Meg looked at her screen. The logo, the venue package, the retreat marketing. The family meeting Saturday. The florist she hadn’t called. The chairs she’d ordered and not confirmed. Luke, resolved. Anna, handling it. Michael Torres in the back office with a thirty percent gap and no solution.

She picked up the CALL FLORIST sticky note, moved it from the coffee cup to the center of her monitor where she couldn’t ignore it, and went back to the green.

At five-thirty she looked up from her computer and out into the hallway of the small bungalow. The bungalow sat three blocks from the water, small and salt-weathered, porch light on. She could smell something cooking before she reached the kitchen—not salad. Something with garlic and heat.

Luke was at the stove, stirring something in a cast iron pan, apron on. The apron said WORLD’S BEST MARINE BIOLOGIST which Meg had bought him as a joke and he now wore without irony.

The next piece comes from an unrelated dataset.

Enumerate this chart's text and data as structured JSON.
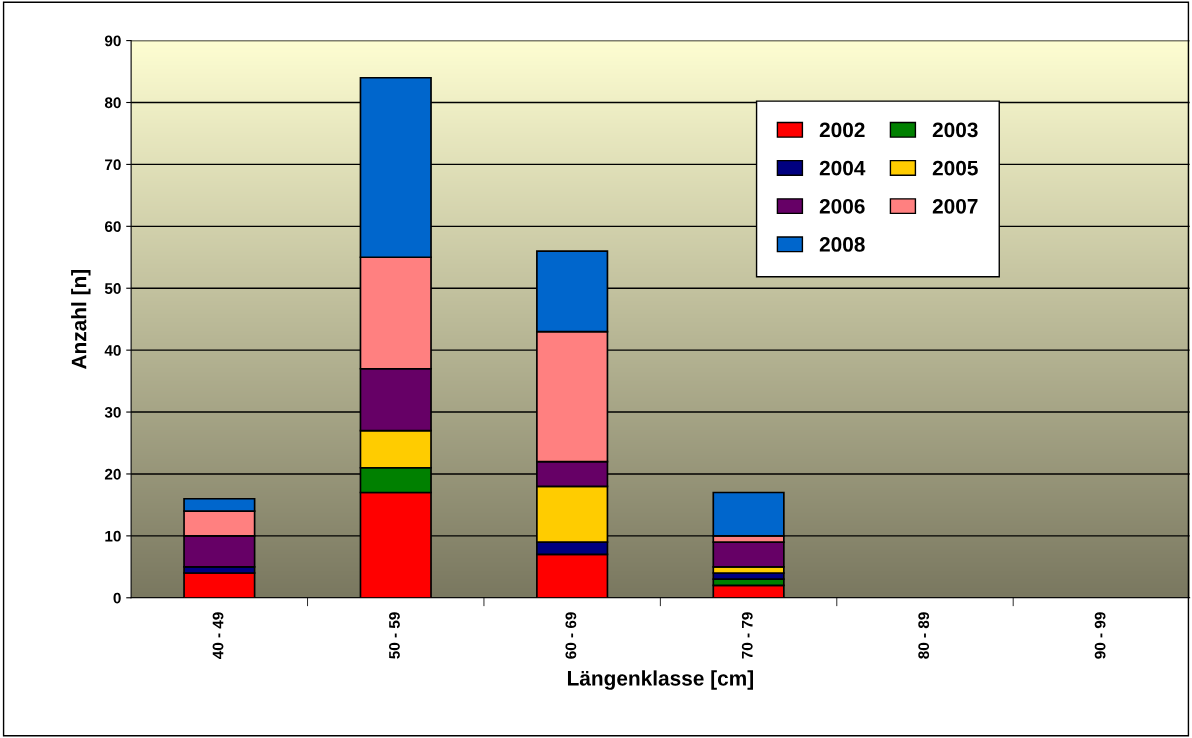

“You’re cooking,” she said, dropping her laptop on the table.

“Shrimp. Garlic. That recipe my grandmother gave me.” He held out the wooden spoon. “Taste.”

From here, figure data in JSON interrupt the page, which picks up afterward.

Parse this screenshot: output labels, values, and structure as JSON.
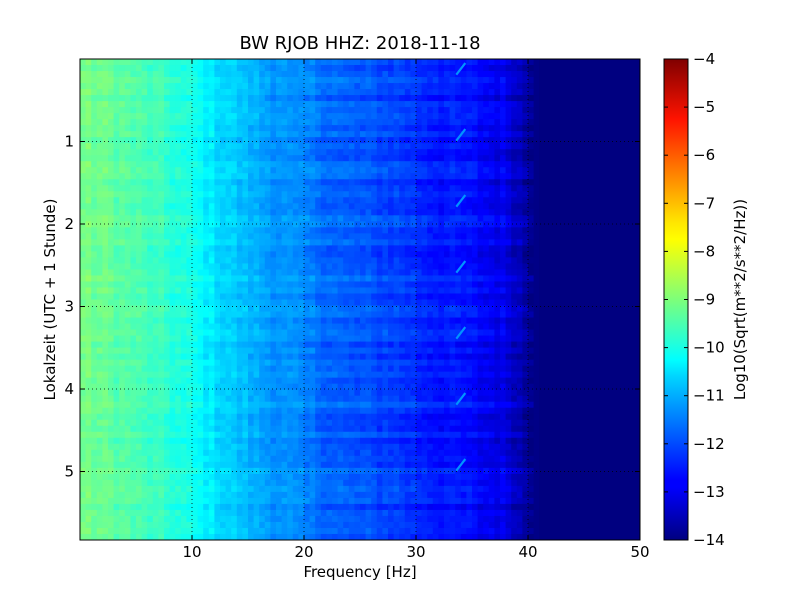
{
  "chart_data": {
    "type": "heatmap",
    "title": "BW RJOB HHZ: 2018-11-18",
    "xlabel": "Frequency [Hz]",
    "ylabel": "Lokalzeit (UTC + 1 Stunde)",
    "xlim": [
      0,
      50
    ],
    "ylim": [
      5.83,
      0
    ],
    "x_ticks": [
      10,
      20,
      30,
      40,
      50
    ],
    "y_ticks": [
      1,
      2,
      3,
      4,
      5
    ],
    "grid": true,
    "colormap": "jet",
    "colorbar": {
      "label": "Log10(Sqrt(m**2/s**2/Hz))",
      "range": [
        -14,
        -4
      ],
      "ticks": [
        -4,
        -5,
        -6,
        -7,
        -8,
        -9,
        -10,
        -11,
        -12,
        -13,
        -14
      ]
    },
    "frequency_profile": {
      "frequency_hz": [
        0,
        2,
        5,
        8,
        10,
        12,
        14,
        16,
        18,
        20,
        22,
        24,
        26,
        28,
        30,
        32,
        34,
        36,
        38,
        39,
        40,
        41,
        43,
        50
      ],
      "log10_amplitude": [
        -9.1,
        -9.2,
        -9.5,
        -9.8,
        -10.1,
        -10.5,
        -10.8,
        -11.1,
        -11.3,
        -11.5,
        -11.7,
        -11.9,
        -12.0,
        -12.1,
        -12.3,
        -12.5,
        -12.6,
        -12.8,
        -13.0,
        -13.3,
        -13.7,
        -14.0,
        -14.0,
        -14.0
      ]
    },
    "harmonic_features": {
      "frequency_hz": 34,
      "peak_times_hours": [
        0.05,
        0.85,
        1.65,
        2.45,
        3.25,
        4.05,
        4.85
      ]
    }
  }
}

She tasted. It was good. It was actually good. “When did you learn to do this?”

“I’ve been practicing.” He went back to stirring. “I figured if we’re getting married, I should be able to feed you something that isn’t lettuce.”

Meg opened the fridge. The kelp samples were still on the top shelf, labeled by date. The second shelf had actual groceries—more than usual. Organized. She closed the fridge and looked at him.

“Saturday’s going to be hard,” she said.

Luke turned down the heat. “The meeting?”

“Anna already told me the numbers. Scholarship or salaries. Not both.” Meg sat at the table and pulled the salt shaker toward her, turning it in her hands. “I keep wanting to fix it. Pull up the spreadsheets, build a model, drive down and take over. That’s what I do.”

“That’s what you used to do.”

“It’s what I’m good at.”

“You’re good at a lot of things.” Luke plated the shrimp, set it in front of her, sat down across the table. “Anna’s good at this one.”

“I know.” Meg picked up her fork. “It’s just hard to watch someone carry something you used to carry and not reach for it.”

“Yeah.” Luke looked at her across the table. “But that’s what trust looks like. Letting someone carry it their way.”

They ate. The shrimp was good. The kitchen was warm. Through the window the last light was going orange over the rooftops, and somewhere out there the Shack was closed and dark and waiting for Monday, when everything was going to change.

“Luke.”

“Mm.”

“About the wedding.”

He set down his fork. “What about it?”

“The chairs are wrong. I ordered white but the rental company doesn’t do beach delivery. The caterer doesn’t do outdoor events. The florist hasn’t called me back. And I still don’t have an officiant.” She set her own fork down. “How did ‘beach and sand’ turn into fourteen spreadsheets?”

“Because you’re you.” He reached across the table and took the salt shaker out of her hands, which she’d been turning without realizing it. “The beach part is still simple. The rest is just logistics.”

“Logistics matter.”

“Not as much as you think.”

Meg looked at his hand on the salt shaker. At the kitchen, warm and garlic-scented and his. At the man who’d waited and never once complained about the waiting.

“Saturday,” she said. “We figure out the Shack. And then we figure out the wedding.”

“Deal.”

She picked up her fork and ate his shrimp and didn’t check her phone for the rest of the night, which was either growth or exhaustion.